Thousands of migrants were stranded in northern Greece yesterday after neighbouring Macedonia demanded additional identification from people seeking to cross the border and head to Western Europe, witnesses said.
European leaders are concerned that migrants passing through austerity-hit Greece to more prosperous countries could end up stranded if Greece’s northern neighbours tighten border controls.
Greek officials say the flow of people across the border slowed after Macedonia demanded additional identification from people seeking passage.
About 5,000 people massed at two locations in northern Greece, close to the border with Macedonia, while aid groups urged another 4,000, who arrived on the Greek mainland from outlying islands, not to head to north for fear of creating a bottleneck.

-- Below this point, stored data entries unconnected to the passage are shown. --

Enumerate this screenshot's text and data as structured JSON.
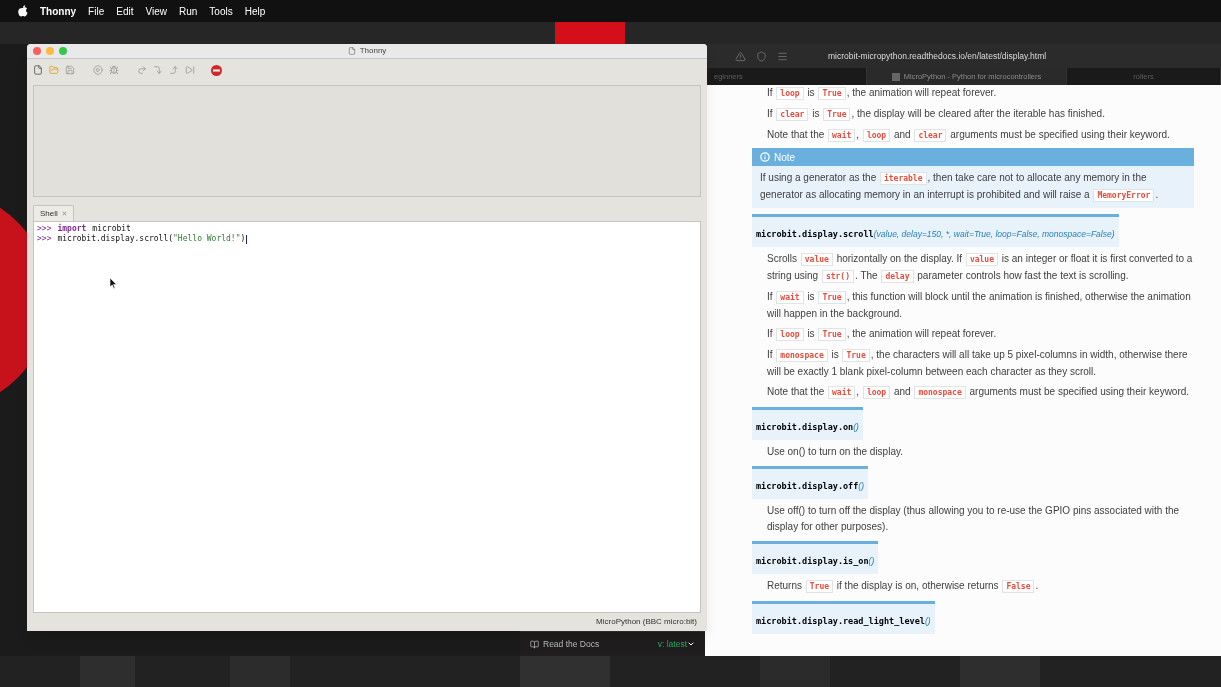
{
  "menu_bar": {
    "app": "Thonny",
    "items": [
      "File",
      "Edit",
      "View",
      "Run",
      "Tools",
      "Help"
    ]
  },
  "thonny": {
    "title": "Thonny",
    "shell_tab": {
      "label": "Shell",
      "selected": true
    },
    "shell_lines": [
      [
        {
          "kind": "prompt",
          "text": ">>>"
        },
        {
          "kind": "keyword",
          "text": "import"
        },
        {
          "kind": "plain",
          "text": "microbit"
        }
      ],
      [
        {
          "kind": "prompt",
          "text": ">>>"
        },
        {
          "kind": "plain",
          "text": "microbit.display.scroll("
        },
        {
          "kind": "string",
          "text": "\"Hello World!\""
        },
        {
          "kind": "plain",
          "text": ")"
        }
      ]
    ],
    "status": "MicroPython (BBC micro:bit)"
  },
  "browser": {
    "url": "microbit-micropython.readthedocs.io/en/latest/display.html",
    "tabs": [
      {
        "label": "eginners",
        "selected": false
      },
      {
        "label": "MicroPython - Python for microcontrollers",
        "selected": true
      },
      {
        "label": "rollers",
        "selected": false
      }
    ],
    "rtd_footer": {
      "label": "Read the Docs",
      "version": "v: latest"
    },
    "doc": [
      {
        "kind": "para",
        "segments": [
          {
            "kind": "text",
            "text": "If "
          },
          {
            "kind": "code",
            "text": "loop"
          },
          {
            "kind": "text",
            "text": " is "
          },
          {
            "kind": "code",
            "text": "True"
          },
          {
            "kind": "text",
            "text": ", the animation will repeat forever."
          }
        ]
      },
      {
        "kind": "para",
        "segments": [
          {
            "kind": "text",
            "text": "If "
          },
          {
            "kind": "code",
            "text": "clear"
          },
          {
            "kind": "text",
            "text": " is "
          },
          {
            "kind": "code",
            "text": "True"
          },
          {
            "kind": "text",
            "text": ", the display will be cleared after the iterable has finished."
          }
        ]
      },
      {
        "kind": "para",
        "segments": [
          {
            "kind": "text",
            "text": "Note that the "
          },
          {
            "kind": "code",
            "text": "wait"
          },
          {
            "kind": "text",
            "text": ", "
          },
          {
            "kind": "code",
            "text": "loop"
          },
          {
            "kind": "text",
            "text": " and "
          },
          {
            "kind": "code",
            "text": "clear"
          },
          {
            "kind": "text",
            "text": " arguments must be specified using their keyword."
          }
        ]
      },
      {
        "kind": "note",
        "title": "Note",
        "segments": [
          {
            "kind": "text",
            "text": "If using a generator as the "
          },
          {
            "kind": "code",
            "text": "iterable"
          },
          {
            "kind": "text",
            "text": ", then take care not to allocate any memory in the generator as allocating memory in an interrupt is prohibited and will raise a "
          },
          {
            "kind": "code",
            "text": "MemoryError"
          },
          {
            "kind": "text",
            "text": "."
          }
        ]
      },
      {
        "kind": "signature",
        "name": "microbit.display.scroll",
        "params": "(value, delay=150, *, wait=True, loop=False, monospace=False)"
      },
      {
        "kind": "para",
        "segments": [
          {
            "kind": "text",
            "text": "Scrolls "
          },
          {
            "kind": "code",
            "text": "value"
          },
          {
            "kind": "text",
            "text": " horizontally on the display. If "
          },
          {
            "kind": "code",
            "text": "value"
          },
          {
            "kind": "text",
            "text": " is an integer or float it is first converted to a string using "
          },
          {
            "kind": "code",
            "text": "str()"
          },
          {
            "kind": "text",
            "text": ". The "
          },
          {
            "kind": "code",
            "text": "delay"
          },
          {
            "kind": "text",
            "text": " parameter controls how fast the text is scrolling."
          }
        ]
      },
      {
        "kind": "para",
        "segments": [
          {
            "kind": "text",
            "text": "If "
          },
          {
            "kind": "code",
            "text": "wait"
          },
          {
            "kind": "text",
            "text": " is "
          },
          {
            "kind": "code",
            "text": "True"
          },
          {
            "kind": "text",
            "text": ", this function will block until the animation is finished, otherwise the animation will happen in the background."
          }
        ]
      },
      {
        "kind": "para",
        "segments": [
          {
            "kind": "text",
            "text": "If "
          },
          {
            "kind": "code",
            "text": "loop"
          },
          {
            "kind": "text",
            "text": " is "
          },
          {
            "kind": "code",
            "text": "True"
          },
          {
            "kind": "text",
            "text": ", the animation will repeat forever."
          }
        ]
      },
      {
        "kind": "para",
        "segments": [
          {
            "kind": "text",
            "text": "If "
          },
          {
            "kind": "code",
            "text": "monospace"
          },
          {
            "kind": "text",
            "text": " is "
          },
          {
            "kind": "code",
            "text": "True"
          },
          {
            "kind": "text",
            "text": ", the characters will all take up 5 pixel-columns in width, otherwise there will be exactly 1 blank pixel-column between each character as they scroll."
          }
        ]
      },
      {
        "kind": "para",
        "segments": [
          {
            "kind": "text",
            "text": "Note that the "
          },
          {
            "kind": "code",
            "text": "wait"
          },
          {
            "kind": "text",
            "text": ", "
          },
          {
            "kind": "code",
            "text": "loop"
          },
          {
            "kind": "text",
            "text": " and "
          },
          {
            "kind": "code",
            "text": "monospace"
          },
          {
            "kind": "text",
            "text": " arguments must be specified using their keyword."
          }
        ]
      },
      {
        "kind": "signature",
        "name": "microbit.display.on",
        "params": "()"
      },
      {
        "kind": "para",
        "segments": [
          {
            "kind": "text",
            "text": "Use on() to turn on the display."
          }
        ]
      },
      {
        "kind": "signature",
        "name": "microbit.display.off",
        "params": "()"
      },
      {
        "kind": "para",
        "segments": [
          {
            "kind": "text",
            "text": "Use off() to turn off the display (thus allowing you to re-use the GPIO pins associated with the display for other purposes)."
          }
        ]
      },
      {
        "kind": "signature",
        "name": "microbit.display.is_on",
        "params": "()"
      },
      {
        "kind": "para",
        "segments": [
          {
            "kind": "text",
            "text": "Returns "
          },
          {
            "kind": "code",
            "text": "True"
          },
          {
            "kind": "text",
            "text": " if the display is on, otherwise returns "
          },
          {
            "kind": "code",
            "text": "False"
          },
          {
            "kind": "text",
            "text": "."
          }
        ]
      },
      {
        "kind": "signature",
        "name": "microbit.display.read_light_level",
        "params": "()"
      }
    ]
  }
}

“Our biggest fear is that the 4,000 migrants who are in Athens head up here and the place will become overcrowded,” said Antonis Rigas, a coordinator of the medical relief charity Medicins Sans Frontieres (Doctors Without Borders).
Balkan states straddling the migrant route to western and northern Europe have begun denying passage to individuals not coming from the conflict regions of Syria and Iraq.
One migrant in his mid-30s, who said he was from the Syrian town of Aleppo, said Macedonian police did not let him cross the border because he did not have a passport.
“I lost everything in the war, I have no documents,” he said, declining to give his name. He said he had obtained Greek registration papers at the island of Lesbos.
Macedonia has erected a metal fence topped with razor wire at the main crossing point for migrants along its southern border with Greece.
Greek migration minister Yannis Mouzalas criticised his neighbours for shirking their responsibilities amid the crisis.
“Not only have Visegrad countries not taken in one refugee, they didn’t even send a blanket or a tent,” he told the TV channel of Greece’s parliament, referring to the Czech Republic, Poland, Hungary and Slovakia.
They had not sent a ‘single policeman’ to reinforce the EU border agency Frontex either, he said.
Austria has invited Balkan states to a meeting on migration in Vienna on February 24, a day before EU interior ministers are due to meet on the migrant crisis.
Vienna has angered other EU members by imposing a cap on asylum claims, limiting the number of migrants permitted into its territory to 3,200 per day, and introducing a daily cap of 80 asylum claims.
Its interior minister has said Austria could impose even stricter controls, a move that could trigger other countries north of Greece to do the same.